Nuit. Nuit noire. Une tombe.
Vous êtes morte et dans cette tombe rien, non rien ne vous reliera plus jamais aux humains. Et ce que vous étiez alors dans ce corps, un corps parfois encombrant, vous ne l’oublierez pas. Vous n’oublierez pas la façon dont vous êtes lentement entrés en contact, l’apprentissage de sa présence, l’apprivoisement de l’absence de l’esprit. Vous n’oublierez pas les étapes de la domestication, l’accommodation puis l’accueil de la vie sensible, par le corps. Vous aviez voulu croire que la chair était cette chose qu’on pouvait laisser de côté, qu’on pouvait négliger. Vous avez voulu toucher l’os, vérifier sa matérialité. Vous n’oublierez pas. Vous ne prendrez pas ce risque car vous menacez de dissolution complète tout ce que jusqu’ici vous avez cru bon, puissant, digne d’intérêt. Vous ne mettrez pas en scène la mort comme disparition de l’âme, c’est le corps que vous représenterez et le néant qui menace.
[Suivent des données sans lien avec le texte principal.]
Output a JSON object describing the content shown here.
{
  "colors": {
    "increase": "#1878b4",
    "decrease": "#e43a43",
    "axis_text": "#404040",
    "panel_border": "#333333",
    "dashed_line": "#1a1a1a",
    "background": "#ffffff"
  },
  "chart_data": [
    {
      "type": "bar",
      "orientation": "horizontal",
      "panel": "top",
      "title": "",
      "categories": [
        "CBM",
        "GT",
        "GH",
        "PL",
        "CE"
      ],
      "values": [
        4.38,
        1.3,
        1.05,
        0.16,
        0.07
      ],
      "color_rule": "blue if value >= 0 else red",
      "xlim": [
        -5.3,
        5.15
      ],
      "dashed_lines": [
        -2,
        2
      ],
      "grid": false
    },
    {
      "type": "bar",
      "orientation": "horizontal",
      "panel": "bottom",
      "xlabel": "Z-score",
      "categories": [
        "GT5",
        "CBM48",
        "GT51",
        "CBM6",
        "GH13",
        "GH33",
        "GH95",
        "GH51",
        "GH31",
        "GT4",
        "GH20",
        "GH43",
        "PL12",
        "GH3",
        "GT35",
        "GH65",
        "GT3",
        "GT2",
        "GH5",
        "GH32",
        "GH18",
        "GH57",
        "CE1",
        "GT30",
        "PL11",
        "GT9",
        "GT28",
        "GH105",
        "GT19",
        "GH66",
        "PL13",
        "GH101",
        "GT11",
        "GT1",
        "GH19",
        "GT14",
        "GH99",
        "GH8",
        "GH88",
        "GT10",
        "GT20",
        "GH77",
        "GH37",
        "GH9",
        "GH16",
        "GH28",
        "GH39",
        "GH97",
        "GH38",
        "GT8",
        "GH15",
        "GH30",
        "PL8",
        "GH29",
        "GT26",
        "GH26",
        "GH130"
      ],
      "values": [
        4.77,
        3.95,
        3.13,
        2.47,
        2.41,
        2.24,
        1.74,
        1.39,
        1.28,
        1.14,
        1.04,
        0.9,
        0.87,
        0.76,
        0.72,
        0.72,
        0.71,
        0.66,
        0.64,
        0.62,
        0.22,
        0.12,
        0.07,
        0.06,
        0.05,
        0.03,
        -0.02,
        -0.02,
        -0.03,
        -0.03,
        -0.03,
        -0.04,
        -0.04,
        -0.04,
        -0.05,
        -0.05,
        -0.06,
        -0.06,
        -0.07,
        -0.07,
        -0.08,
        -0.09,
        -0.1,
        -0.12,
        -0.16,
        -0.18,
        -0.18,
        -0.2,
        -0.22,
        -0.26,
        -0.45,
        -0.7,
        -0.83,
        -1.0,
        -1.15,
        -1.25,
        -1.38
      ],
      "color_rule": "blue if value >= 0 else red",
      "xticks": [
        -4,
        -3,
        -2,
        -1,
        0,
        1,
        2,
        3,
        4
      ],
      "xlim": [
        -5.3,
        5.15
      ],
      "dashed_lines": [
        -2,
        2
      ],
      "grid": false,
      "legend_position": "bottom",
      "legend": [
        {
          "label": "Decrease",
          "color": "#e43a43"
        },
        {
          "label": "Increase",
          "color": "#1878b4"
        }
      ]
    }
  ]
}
Pour conserver la trace de son enveloppe, pour inscrire le parcours de chaque veine, la courbure de chaque organe, vous avez tracé une carte, imprimé la moindre parcelle (je l’ai fait). Vous avez laissé couler l’encre sang de mon cœur, souffler l’air flot de ma voix. Vous avez cherché les lieux d’une incarnation (j’ai beaucoup cherché). Vous avez déplacé le corps dans la lettre (oui). Que celles qui se forment sur la page en boucles dansantes soient mémoire, qu’elles soient promesse, le murmure à jamais
vous n’oublierez pas
vous n’oublierez pas
vous n’oublierez pas
(je n’oublierai pas)
C’est physique et noir. Très physique et très noir. On en sort imbibé par l’injonction. Très beau texte.